Fatigue or Lower Energy Levels
Fatigue can be another common sign of depression. Occasionally everyone experiences lower energy levels and can feel tired in the morning, making them want to stay in bed longer and avoid going to work. While we consider stress to be the reason behind exhaustion, depression can also cause tiredness. Unlike the usual fatigue, depression-induced tiredness can also result in concentration problems and feelings of apathy or irritability. Experts suggest that people with depression often get nonrestorative sleep, which means they feel tired even after having a good night’s rest. However, many other diseases or viral infections can also cause fatigue, making it difficult to distinguish whether the tiredness is related to depression. You might tell apart the depression-induced fatigue from other tirednesses by observing if other common depression symptoms like sadness, hopelessness, and lack of pleasure, are also present.
Importance of Pain
The presence of pain in your body and other depression symptoms can be your mind’s way of telling you that it may be the time to seek professional health. Suppose you are uncomfortable identifying and talking about these emotions, such as sadness or anger. In that case, your brain could cause these feelings to show up differently, one of which is physical pain.

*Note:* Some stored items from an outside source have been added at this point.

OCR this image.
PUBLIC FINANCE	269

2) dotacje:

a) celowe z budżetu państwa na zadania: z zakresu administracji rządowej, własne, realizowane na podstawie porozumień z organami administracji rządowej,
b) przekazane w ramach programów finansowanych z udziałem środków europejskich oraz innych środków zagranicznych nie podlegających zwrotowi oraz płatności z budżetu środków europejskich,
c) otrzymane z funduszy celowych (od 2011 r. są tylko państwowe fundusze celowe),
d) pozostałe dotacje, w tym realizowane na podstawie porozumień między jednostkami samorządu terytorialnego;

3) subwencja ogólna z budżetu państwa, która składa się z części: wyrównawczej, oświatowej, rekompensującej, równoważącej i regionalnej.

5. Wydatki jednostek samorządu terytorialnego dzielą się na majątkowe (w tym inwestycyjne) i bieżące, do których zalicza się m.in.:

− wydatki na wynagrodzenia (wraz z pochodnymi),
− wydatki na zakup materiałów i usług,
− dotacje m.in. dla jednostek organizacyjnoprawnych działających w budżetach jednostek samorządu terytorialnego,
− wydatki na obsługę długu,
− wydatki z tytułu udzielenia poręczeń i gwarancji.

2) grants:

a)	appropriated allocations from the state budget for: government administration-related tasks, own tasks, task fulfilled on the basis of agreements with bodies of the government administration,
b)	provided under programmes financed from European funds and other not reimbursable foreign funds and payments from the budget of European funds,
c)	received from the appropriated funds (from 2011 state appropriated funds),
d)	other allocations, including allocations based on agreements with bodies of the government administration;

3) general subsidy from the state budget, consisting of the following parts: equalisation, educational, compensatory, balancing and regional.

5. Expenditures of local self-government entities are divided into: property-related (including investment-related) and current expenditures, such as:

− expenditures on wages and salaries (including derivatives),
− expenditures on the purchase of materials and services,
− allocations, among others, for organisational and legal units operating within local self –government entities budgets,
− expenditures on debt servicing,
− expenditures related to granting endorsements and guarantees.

If you find yourself experiencing these physical symptoms for an extended period, make sure to visit your primary health care provider and talk to them. American Psychological Association states that depression is among the most common mental health issues, affecting nearly 14.8 milling adults in the USA each year.
Various symptoms can cause depression; these include genetics, exposure to stress, childhood trauma, or brain chemistry. Always remember, it is a manageable condition if you seek professional help. Psychotherapy and medication can help a person with depression to make a full recovery. So, if your depression problem is causing you emotional and physical pain, don’t ignore it. If you think the signs of discomfort are more than surface level, request your doctor for depression or anxiety screening, and get the appropriate treatment.